We’ll go on cherishing Gerti and Fikret in our hearts and this family reunion will express our gratitude and celebrate life.
Angèle Vermeersch
Lorsque j’avais environ 7 ans, Gerti m’a emmené en train à travers la France pour passer quelques semaines de vacances dans le Sud-Ouest (Béziers et Cordes). Ce voyage m’a profondément marqué : je quittais le Nord, mes repères familiers, pour découvrir d’autres paysages, d’autres régions, pour rencontrer d’autres gens. Je garde ce souvenir comme l’un des plus extraordinaires et inoubliables avec Gerti.
I was about 7 years old when Gerti took me along on a summer vacation trip by train across France to Béziers and Cordes (South West). This trip had a tremendous impact on me a this young age. I was leaving the north of France, my familiar place, to go and discover new places, new landscapes, meet new people. This is one of the many extraordinary and unforgettable memories I still cherish today with Gerti.
Paul Vermeersch
Gerti était ma grande sœur (14 ans d’écart) et aussi ma marraine. Je n’avais de 6 ans quand elle est partie faire ses études à Lille, et 10 ans quand elle est partie s’installer en Turquie. De ce fait mes souvenirs les plus marquants sont de Gerti ET Fikret ensemble puis avec leurs enfants lors de leurs visites régulières en France.
Gerti was my big sister (14 years older) and my godmother as well. I was only 6 years old when she left for college and 10 when she and Fikret left for Turkey. Therefore most of my memories have been built on them both and their children, Isabelle and Daniel, when they came back for visit every other year.
Grâce à eux, beaucoup de gens, souvent des étrangers, venaient aussi nous rendre visite à la maison, à Cambrai (Nord de la France). C’était déjà l’Europe à la maison car nous découvrions constamment de nouveaux horizons.

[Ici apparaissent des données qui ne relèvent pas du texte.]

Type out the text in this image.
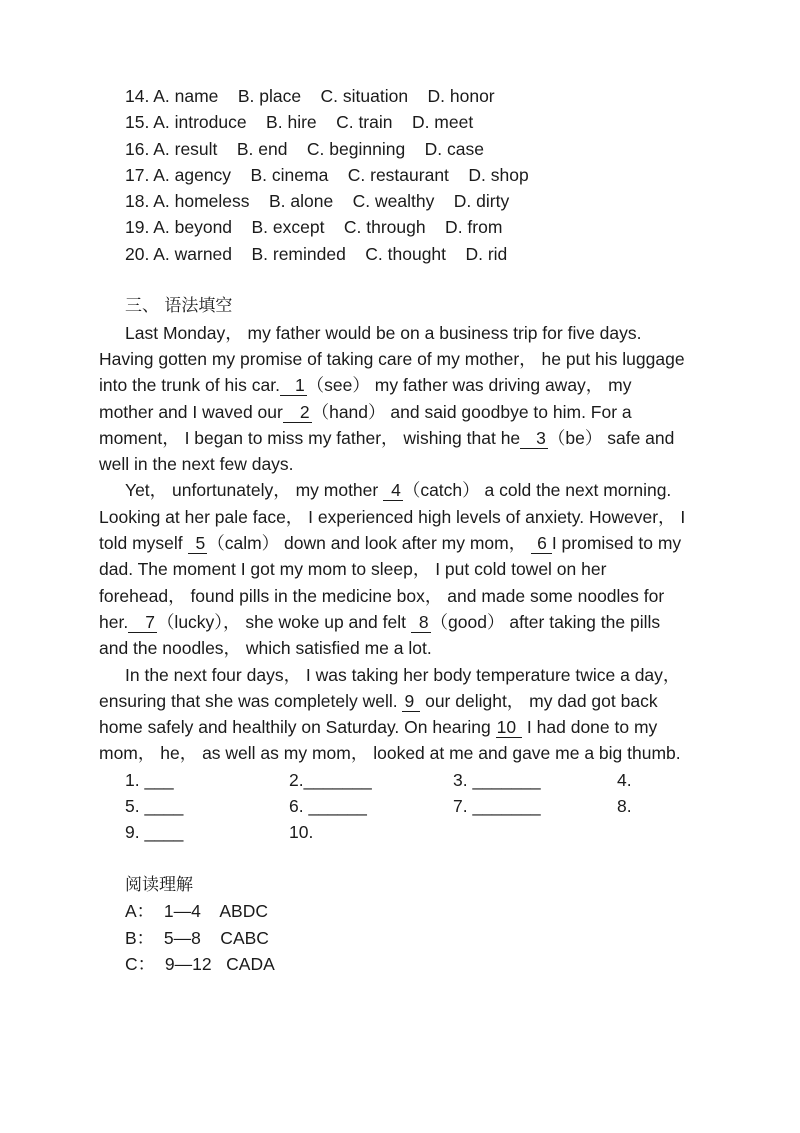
14. A. name    B. place    C. situation    D. honor
15. A. introduce    B. hire    C. train    D. meet
16. A. result    B. end    C. beginning    D. case
17. A. agency    B. cinema    C. restaurant    D. shop
18. A. homeless    B. alone    C. wealthy    D. dirty
19. A. beyond    B. except    C. through    D. from
20. A. warned    B. reminded    C. thought    D. rid
三、 语法填空
Last Monday， my father would be on a business trip for five days.
Having gotten my promise of taking care of my mother， he put his luggage
into the trunk of his car. 1 （see） my father was driving away， my
mother and I waved our 2 （hand） and said goodbye to him. For a
moment， I began to miss my father， wishing that he 3 （be） safe and
well in the next few days.
Yet， unfortunately， my mother 4 （catch） a cold the next morning.
Looking at her pale face， I experienced high levels of anxiety. However， I
told myself 5 （calm） down and look after my mom， 6 I promised to my
dad. The moment I got my mom to sleep， I put cold towel on her
forehead， found pills in the medicine box， and made some noodles for
her. 7 （lucky）， she woke up and felt 8 （good） after taking the pills
and the noodles， which satisfied me a lot.
In the next four days， I was taking her body temperature twice a day，
ensuring that she was completely well. 9 our delight， my dad got back
home safely and healthily on Saturday. On hearing 10 I had done to my
mom， he， as well as my mom， looked at me and gave me a big thumb.
1. ___	2._______	3. _______	4.
5. ____	6. ______	7. _______	8.
9. ____	10.
阅读理解
A：  1—4    ABDC
B：  5—8    CABC
C：  9—12   CADA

Nous étions même allés en Tchécoslovaquie quand j’avais 6 ans pour découvrir le village de Sosen où ma mère et ma sœur étaient nées.
Thank to them, lots of people, mostly foreigners, came to our home in Cambrai (North of France). We were truly living Europe at home before it came to existence since our guests made us always curious of new horizons. We even went to Czechoslovakia when I was 6 to spend vacations at my Mom’s native village where Gerti was born as well.
Lors d’un voyage en famille à Münster (Allemagne) pour leur rendre visite, Fikret nous a fait découvrir les joies de l’eau : piscine privée, kayak. C’était quelque chose d’exceptionnel ! Mon goût pour le waterpolo vient peut-être de là !
Un jour, j’ai conduit Gerti à Paris où elle devait recevoir une distinction. Nous avons pris le temps de bavarder, de déjeuner. Un souvenir heureux et très personnel, juste à deux.
When we first visited Gerti and Fikret at their home in Münster, Fikret took us to a private swimming pool and to canooing on a nearby lake. This was quite an experience ! This may be where my taste for waterpolo originated…
One day I had to take her to Paris where she was to receive an academic distinction. We took the time to talk, and have lunch. A special moment just the two of us.
A mon jeune âge, je n’avais pas du tout conscience de vivre des choses exceptionnelles, tout simplement parce que c’était la norme de notre vie de famille : belge, française, tchèque, turque, mais aujourd’hui, avec l’âge, je réalise à quel point notre famille était avant-gardiste et je lui en suis reconnaissant.
At this early age of mine, I was not aware we were living quite an exceptional family life, life, it was just our normal family lifestyle, a melting pot of Belgium, Czechoslovakia, France and Turkey. But today, at past 60, I do realize how our family has been ahead on her time and I am thankful for it.
André Vermeersch
[1] C’est ainsi que nous l’appelions à la maison
[2] DRUPA, Druck & Papier, salon mondial de l’impression sur papier et carton / World Exhibition of printing machines for paper and corrugated board.